Recentemente observou-se um grande aumento de escolas bilíngues no Brasil.

Estima-se que haja por volta de 1.500 escolas bilíngues no Brasil, atendendo por volta de 300.000 alunos.

Esse número representa aproximadamente 3% das escolas privadas brasileiras, algo bem distante de países vizinhos como Chile e Argentina onde esse número é em torno de 10%.

Essa diferença só mostra que o ensino bilíngue no Brasil está apenas começando e tem potencial para pelo menos triplicar de tamanho nos próximos anos.

Mas o que seriam as escolas bilíngues?

Até pouco tempo atrás, a legislação educacional brasileira só regulamentava a “educação indígena”, a “educação bilíngue em escolas de fronteira” e a “educação especial de surdos”. Entretanto, diversas escolas que não se enquadravam em nenhum dos dois tipos acima, mas que queriam se diferenciar quanto ao ensino de língua estrangeira, passaram a se chamar de bilíngues.

Bem, para explicar isso, é preciso ampliarmos um pouco o espectro e entender os tipos de escolas em nosso país.

De forma resumida, temos:

Escolas regulares – são a maioria das escolas brasileiras, que apenas tem aulas de inglês de modo a cumprir a grade curricular. Utilizam metodologias baseadas em gramática e suas aulas são bem parecidas com as aulas de escolas de inglês.

Escolas regulares com programas bilíngues – são escolas que normalmente tem uma carga horária de língua estrangeira um pouco maior e utilizam um “Programa Bilíngue” durante as aulas de inglês. A metodologia geralmente utilizada é o CLIL.

Escolas bilíngues – são escolas que tem parte de suas disciplinas lecionadas numa outra língua, seguindo a BNCC.

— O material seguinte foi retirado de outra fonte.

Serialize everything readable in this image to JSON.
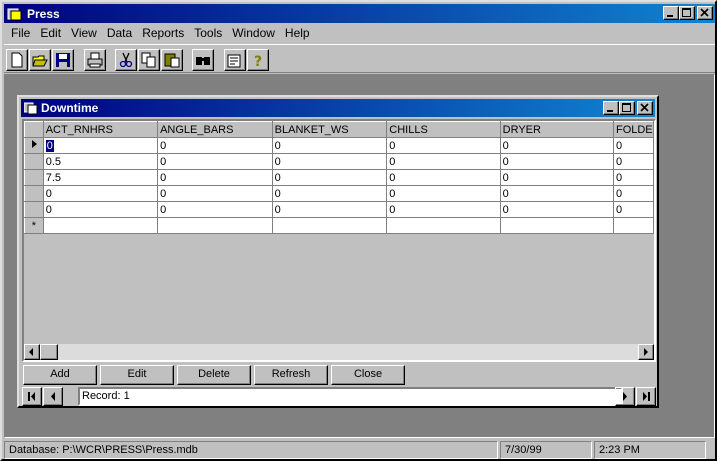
{
  "app": {
    "title": "Press"
  },
  "menu": [
    "File",
    "Edit",
    "View",
    "Data",
    "Reports",
    "Tools",
    "Window",
    "Help"
  ],
  "toolbar": {
    "icons": [
      "new-icon",
      "open-icon",
      "save-icon",
      "print-icon",
      "cut-icon",
      "copy-icon",
      "paste-icon",
      "find-icon",
      "properties-icon",
      "help-icon"
    ]
  },
  "child": {
    "title": "Downtime",
    "grid": {
      "columns": [
        "ACT_RNHRS",
        "ANGLE_BARS",
        "BLANKET_WS",
        "CHILLS",
        "DRYER",
        "FOLDE"
      ],
      "rows": [
        [
          "0",
          "0",
          "0",
          "0",
          "0",
          "0"
        ],
        [
          "0.5",
          "0",
          "0",
          "0",
          "0",
          "0"
        ],
        [
          "7.5",
          "0",
          "0",
          "0",
          "0",
          "0"
        ],
        [
          "0",
          "0",
          "0",
          "0",
          "0",
          "0"
        ],
        [
          "0",
          "0",
          "0",
          "0",
          "0",
          "0"
        ]
      ],
      "new_row_marker": "*"
    },
    "buttons": {
      "add": "Add",
      "edit": "Edit",
      "delete": "Delete",
      "refresh": "Refresh",
      "close": "Close"
    },
    "record_label": "Record: 1"
  },
  "status": {
    "database": "Database:  P:\\WCR\\PRESS\\Press.mdb",
    "date": "7/30/99",
    "time": "2:23 PM"
  },
  "colors": {
    "titlebar": "#000080",
    "face": "#c0c0c0",
    "mdi_background": "#808080"
  }
}
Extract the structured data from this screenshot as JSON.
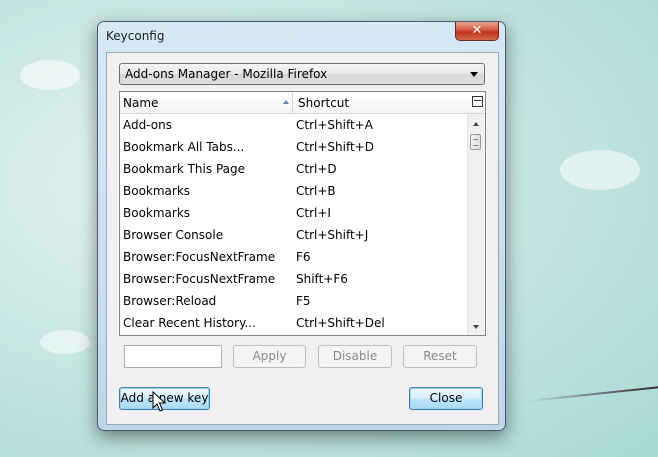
{
  "window": {
    "title": "Keyconfig",
    "close_glyph": "✕"
  },
  "combo": {
    "selected": "Add-ons Manager - Mozilla Firefox"
  },
  "list": {
    "columns": [
      "Name",
      "Shortcut"
    ],
    "rows": [
      {
        "name": "Add-ons",
        "shortcut": "Ctrl+Shift+A"
      },
      {
        "name": "Bookmark All Tabs...",
        "shortcut": "Ctrl+Shift+D"
      },
      {
        "name": "Bookmark This Page",
        "shortcut": "Ctrl+D"
      },
      {
        "name": "Bookmarks",
        "shortcut": "Ctrl+B"
      },
      {
        "name": "Bookmarks",
        "shortcut": "Ctrl+I"
      },
      {
        "name": "Browser Console",
        "shortcut": "Ctrl+Shift+J"
      },
      {
        "name": "Browser:FocusNextFrame",
        "shortcut": "F6"
      },
      {
        "name": "Browser:FocusNextFrame",
        "shortcut": "Shift+F6"
      },
      {
        "name": "Browser:Reload",
        "shortcut": "F5"
      },
      {
        "name": "Clear Recent History...",
        "shortcut": "Ctrl+Shift+Del"
      }
    ]
  },
  "editor": {
    "key_value": "",
    "apply_label": "Apply",
    "disable_label": "Disable",
    "reset_label": "Reset"
  },
  "footer": {
    "add_label": "Add a new key",
    "close_label": "Close"
  },
  "icons": {
    "column_picker": "column-picker-icon",
    "sort": "sort-ascending-icon",
    "cursor": "mouse-pointer-icon"
  }
}
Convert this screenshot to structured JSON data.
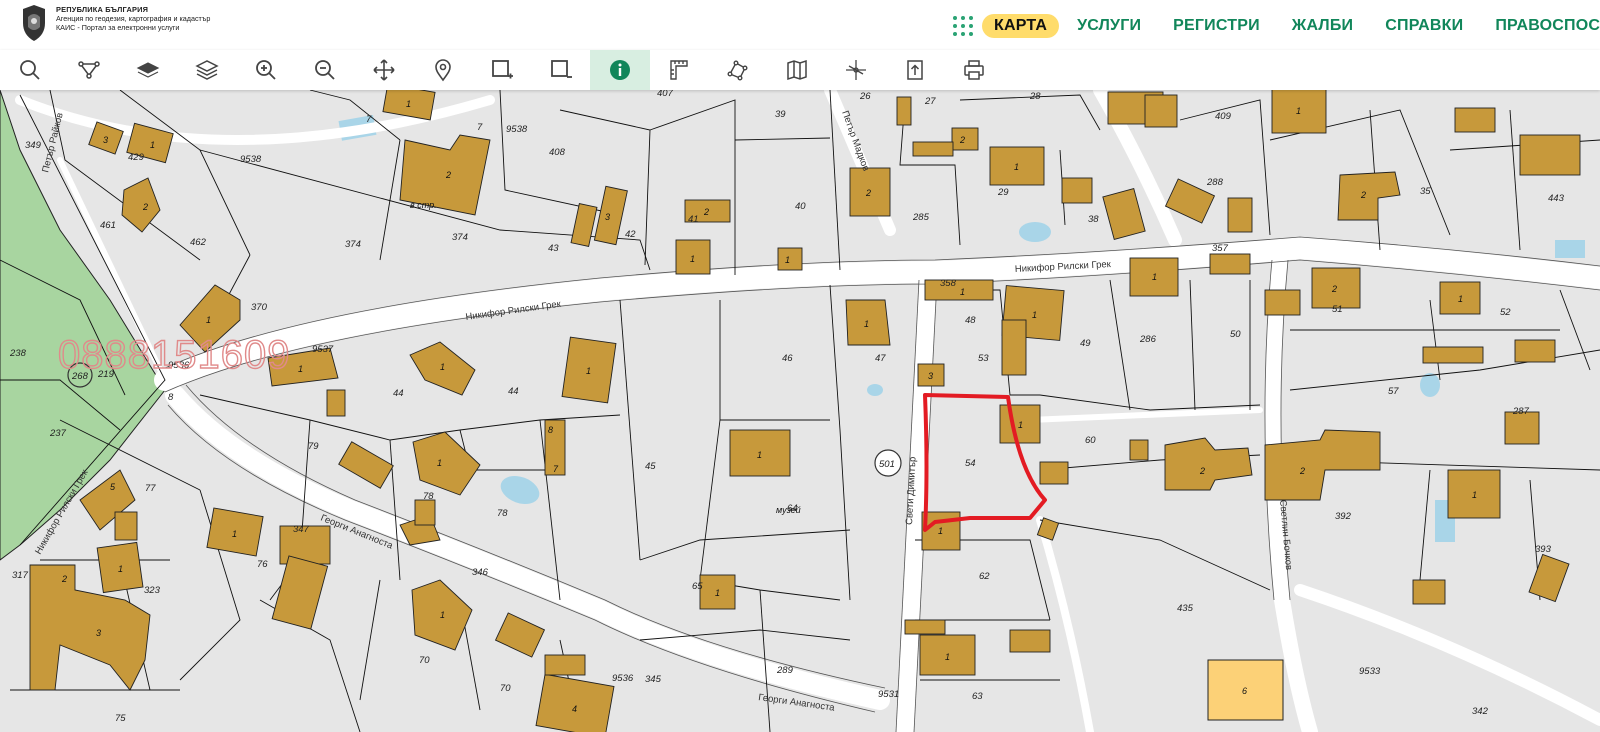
{
  "header": {
    "brand_line1": "РЕПУБЛИКА БЪЛГАРИЯ",
    "brand_line2": "Агенция по геодезия, картография и кадастър",
    "brand_line3": "КАИС - Портал за електронни услуги",
    "nav": [
      {
        "label": "КАРТА",
        "active": true
      },
      {
        "label": "УСЛУГИ"
      },
      {
        "label": "РЕГИСТРИ"
      },
      {
        "label": "ЖАЛБИ"
      },
      {
        "label": "СПРАВКИ"
      },
      {
        "label": "ПРАВОСПОСОБНИ"
      }
    ]
  },
  "toolbar": {
    "tools": [
      "search-icon",
      "route-icon",
      "layer-icon",
      "layers-icon",
      "zoom-in-icon",
      "zoom-out-icon",
      "pan-icon",
      "location-pin-icon",
      "select-area-add-icon",
      "select-area-remove-icon",
      "info-icon",
      "measure-icon",
      "polyline-icon",
      "map-icon",
      "coordinates-icon",
      "export-icon",
      "print-icon"
    ],
    "active": "info-icon"
  },
  "colors": {
    "accent": "#11865a",
    "active_nav": "#ffdc6b",
    "parcel_fill": "#e6e6e6",
    "building_fill": "#c7993b",
    "highlight_building": "#fcd177",
    "forest": "#a8d5a0",
    "water": "#a9d5e8",
    "outline": "#e31b23"
  },
  "map": {
    "watermark": "0888151609",
    "streets": {
      "s1": "Никифор Рилски Грек",
      "s2": "Никифор Рилски Грек",
      "s3": "Георги Анагноста",
      "s4": "Георги Анагноста",
      "s5": "Свети Димитър",
      "s6": "Светлин Бочков",
      "s7": "Петър Мадков",
      "s8": "Петър Райков",
      "s9": "Никифор Рилски Грек"
    },
    "parcels": [
      "349",
      "429",
      "461",
      "462",
      "9538",
      "7",
      "407",
      "39",
      "26",
      "27",
      "28",
      "409",
      "408",
      "374",
      "43",
      "42",
      "41",
      "40",
      "285",
      "29",
      "288",
      "38",
      "443",
      "35",
      "370",
      "9536",
      "9537",
      "9538",
      "238",
      "268",
      "219",
      "237",
      "77",
      "79",
      "78",
      "44",
      "45",
      "46",
      "47",
      "48",
      "53",
      "49",
      "286",
      "50",
      "51",
      "52",
      "57",
      "287",
      "60",
      "392",
      "393",
      "54",
      "501",
      "64",
      "62",
      "435",
      "65",
      "289",
      "9531",
      "63",
      "9533",
      "70",
      "75",
      "76",
      "323",
      "317",
      "347",
      "346",
      "345",
      "342",
      "357",
      "358",
      "374",
      "8",
      "40"
    ],
    "parcel_labels": {
      "p349": "349",
      "p429": "429",
      "p461": "461",
      "p462": "462",
      "p9538a": "9538",
      "p7a": "7",
      "p7b": "7",
      "p407": "407",
      "p39": "39",
      "p26": "26",
      "p27": "27",
      "p28": "28",
      "p409": "409",
      "p408": "408",
      "p374a": "374",
      "p374b": "374",
      "p43": "43",
      "p42": "42",
      "p41": "41",
      "p40": "40",
      "p285": "285",
      "p29": "29",
      "p288": "288",
      "p38": "38",
      "p443": "443",
      "p35": "35",
      "p370": "370",
      "p9536": "9536",
      "p9537": "9537",
      "p9538b": "9538",
      "p238": "238",
      "p268": "268",
      "p219": "219",
      "p237": "237",
      "p77": "77",
      "p79": "79",
      "p78a": "78",
      "p78b": "78",
      "p44a": "44",
      "p44b": "44",
      "p45": "45",
      "p46": "46",
      "p47": "47",
      "p48": "48",
      "p53": "53",
      "p49": "49",
      "p286": "286",
      "p50": "50",
      "p51": "51",
      "p52": "52",
      "p57": "57",
      "p287": "287",
      "p60": "60",
      "p392": "392",
      "p393": "393",
      "p54": "54",
      "p501": "501",
      "p64": "64",
      "p62": "62",
      "p435": "435",
      "p65": "65",
      "p289": "289",
      "p9531": "9531",
      "p63": "63",
      "p9533": "9533",
      "p70a": "70",
      "p70b": "70",
      "p75": "75",
      "p76": "76",
      "p323": "323",
      "p317": "317",
      "p347": "347",
      "p346": "346",
      "p345": "345",
      "p342": "342",
      "p357": "357",
      "p358": "358",
      "p9536b": "9536",
      "p8": "8"
    },
    "museum_label": "музей",
    "cottage_label": "в.стр.",
    "seal_a": "268",
    "seal_b": "501",
    "building_nums": [
      "1",
      "2",
      "3",
      "4",
      "5",
      "6",
      "7",
      "8"
    ]
  }
}
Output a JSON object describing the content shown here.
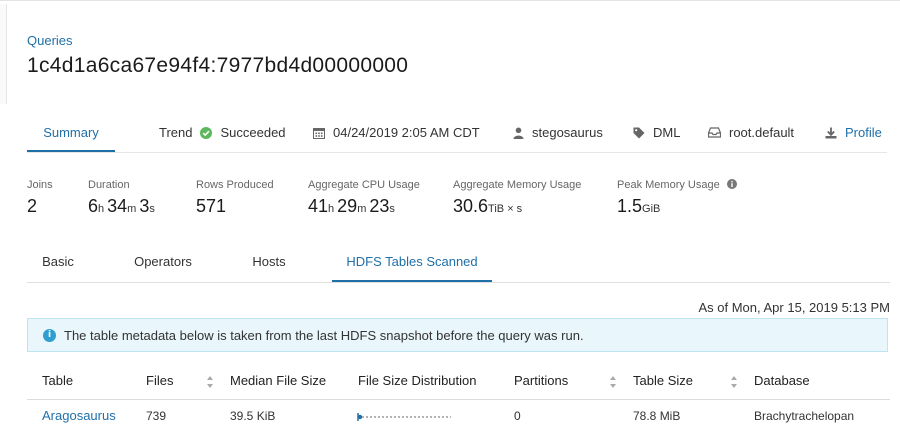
{
  "header": {
    "breadcrumb": "Queries",
    "query_id": "1c4d1a6ca67e94f4:7977bd4d00000000"
  },
  "summary_tab": "Summary",
  "meta": {
    "trend_label": "Trend",
    "status": "Succeeded",
    "status_color": "#5cb85c",
    "date": "04/24/2019 2:05 AM CDT",
    "user": "stegosaurus",
    "type": "DML",
    "pool": "root.default",
    "profile_label": "Profile",
    "icons": [
      "check-circle-icon",
      "calendar-icon",
      "user-icon",
      "tag-icon",
      "inbox-icon",
      "download-icon"
    ]
  },
  "stats": {
    "joins": {
      "label": "Joins",
      "value": "2"
    },
    "duration": {
      "label": "Duration",
      "h": "6",
      "h_unit": "h",
      "m": "34",
      "m_unit": "m",
      "s": "3",
      "s_unit": "s"
    },
    "rows_produced": {
      "label": "Rows Produced",
      "value": "571"
    },
    "cpu": {
      "label": "Aggregate CPU Usage",
      "h": "41",
      "h_unit": "h",
      "m": "29",
      "m_unit": "m",
      "s": "23",
      "s_unit": "s"
    },
    "memory": {
      "label": "Aggregate Memory Usage",
      "value": "30.6",
      "unit": "TiB × s"
    },
    "peak": {
      "label": "Peak Memory Usage",
      "value": "1.5",
      "unit": "GiB"
    }
  },
  "tabs": {
    "basic": "Basic",
    "operators": "Operators",
    "hosts": "Hosts",
    "hdfs": "HDFS Tables Scanned"
  },
  "as_of": "As of Mon, Apr 15, 2019 5:13 PM",
  "alert_text": "The table metadata below is taken from the last HDFS snapshot before the query was run.",
  "table": {
    "headers": {
      "table": "Table",
      "files": "Files",
      "median": "Median File Size",
      "distribution": "File Size Distribution",
      "partitions": "Partitions",
      "size": "Table Size",
      "database": "Database"
    },
    "rows": [
      {
        "table": "Aragosaurus",
        "files": "739",
        "median": "39.5 KiB",
        "partitions": "0",
        "size": "78.8 MiB",
        "database": "Brachytrachelopan"
      }
    ]
  },
  "colors": {
    "accent": "#1f6fa8",
    "alert_bg": "#e9f6fb",
    "alert_border": "#bfe4f2",
    "info": "#2e9fd0"
  }
}
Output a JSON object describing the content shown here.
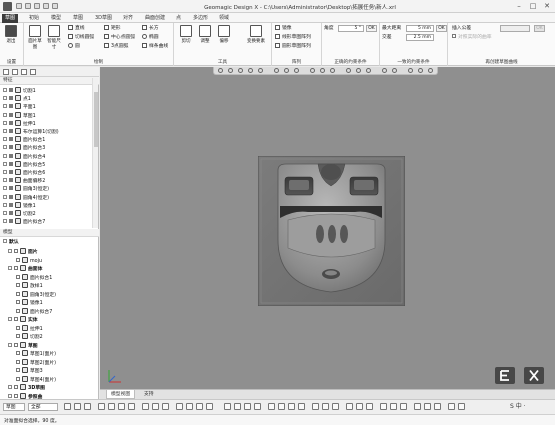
{
  "window": {
    "title": "Geomagic Design X - C:\\Users\\Administrator\\Desktop\\拓展任务\\新人.xrl",
    "minimize": "–",
    "maximize": "□",
    "close": "✕"
  },
  "menu_tabs": [
    {
      "label": "草图",
      "active": true
    },
    {
      "label": "初始"
    },
    {
      "label": "模型"
    },
    {
      "label": "草图"
    },
    {
      "label": "3D草图"
    },
    {
      "label": "对齐"
    },
    {
      "label": "曲面创建"
    },
    {
      "label": "点"
    },
    {
      "label": "多边形"
    },
    {
      "label": "领域"
    }
  ],
  "ribbon": {
    "groups": {
      "settings": "设置",
      "draw": "绘制",
      "tools": "工具",
      "array": "阵列",
      "dim_condition": "正确的约束条件",
      "fix_condition": "一致的约束条件",
      "extra": "再创建草图曲线"
    },
    "settings": {
      "exit": "退出"
    },
    "draw": {
      "line_btn": "直线",
      "tangent_arc": "切线圆弧",
      "rect": "矩形",
      "polygon": "多边形",
      "circle": "圆",
      "arc3": "3点圆弧",
      "ellipse": "椭圆",
      "slot": "长方",
      "arc_center": "中心点圆弧",
      "spline": "样条曲线",
      "big1": "面片草图",
      "big2": "智能尺寸",
      "cir_main": "○圆 ·",
      "arc_main": "○圆弧 ·",
      "line_main": "○直线 ·"
    },
    "tools": {
      "trim": "剪切",
      "adjust": "调整",
      "offset": "偏移",
      "transform": "变换要素"
    },
    "array": {
      "mirror": "镜像",
      "linear": "线形草图阵列",
      "circular": "圆形草图阵列"
    },
    "dims": {
      "angle_label": "角度",
      "angle_value": "5 °",
      "ok": "OK",
      "max_dist_label": "最大距离",
      "max_dist_value": "5 mm",
      "min_label": "交差",
      "min_value": "2.5 mm",
      "ok2": "OK"
    },
    "extra": {
      "insert_label": "插入公差",
      "checkbox_label": "对照实际的曲率"
    }
  },
  "left_panel": {
    "feature_tree_title": "特征",
    "feature_items": [
      {
        "label": "切割1"
      },
      {
        "label": "点1"
      },
      {
        "label": "平面1"
      },
      {
        "label": "草图1"
      },
      {
        "label": "拉伸1"
      },
      {
        "label": "布尔运算1(切割)"
      },
      {
        "label": "面片拟合1"
      },
      {
        "label": "面片拟合3"
      },
      {
        "label": "面片拟合4"
      },
      {
        "label": "面片拟合5"
      },
      {
        "label": "面片拟合6"
      },
      {
        "label": "曲面偏移2"
      },
      {
        "label": "圆角3(恒定)"
      },
      {
        "label": "圆角4(恒定)"
      },
      {
        "label": "镜像1"
      },
      {
        "label": "切割2"
      },
      {
        "label": "面片拟合7"
      }
    ],
    "model_tree_title": "模型",
    "model_root": "默认",
    "model_items": [
      {
        "label": "面片",
        "level": 1,
        "bold": true
      },
      {
        "label": "moju",
        "level": 2
      },
      {
        "label": "曲面体",
        "level": 1,
        "bold": true
      },
      {
        "label": "面片拟合1",
        "level": 2
      },
      {
        "label": "放样1",
        "level": 2
      },
      {
        "label": "圆角3(恒定)",
        "level": 2
      },
      {
        "label": "镜像1",
        "level": 2
      },
      {
        "label": "面片拟合7",
        "level": 2
      },
      {
        "label": "实体",
        "level": 1,
        "bold": true
      },
      {
        "label": "拉伸1",
        "level": 2
      },
      {
        "label": "切割2",
        "level": 2
      },
      {
        "label": "草图",
        "level": 1,
        "bold": true
      },
      {
        "label": "草图1(面片)",
        "level": 2
      },
      {
        "label": "草图2(面片)",
        "level": 2
      },
      {
        "label": "草图3",
        "level": 2
      },
      {
        "label": "草图4(面片)",
        "level": 2
      },
      {
        "label": "3D草图",
        "level": 1,
        "bold": true
      },
      {
        "label": "参照曲",
        "level": 1,
        "bold": true
      }
    ]
  },
  "view_tabs": [
    {
      "label": "模型视图",
      "active": true
    },
    {
      "label": "支持"
    }
  ],
  "bottom_bar": {
    "mode_label": "草图",
    "mode_select": "全部"
  },
  "status": {
    "text": "对准面拟合选择，90 度。"
  },
  "overlay": {
    "exit_icon": "exit-sketch-icon",
    "close_icon": "close-icon"
  },
  "colors": {
    "accent": "#3c3c3c",
    "viewport_bg": "#8f8f8f",
    "overlay_btn": "#474747"
  }
}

Escolas internacionais – são aquelas que se utilizam de um currículo internacional, ou seja, não seguem a BNCC. É como se elas seguissem a “BNCC” de outro país. As aulas nas escolas internacionais são dadas na língua do país do currículo.

Apenas ler as descrições acima, pode te deixar confuso quanto a que define uma escola bilíngue. E sim, é confuso mesmo!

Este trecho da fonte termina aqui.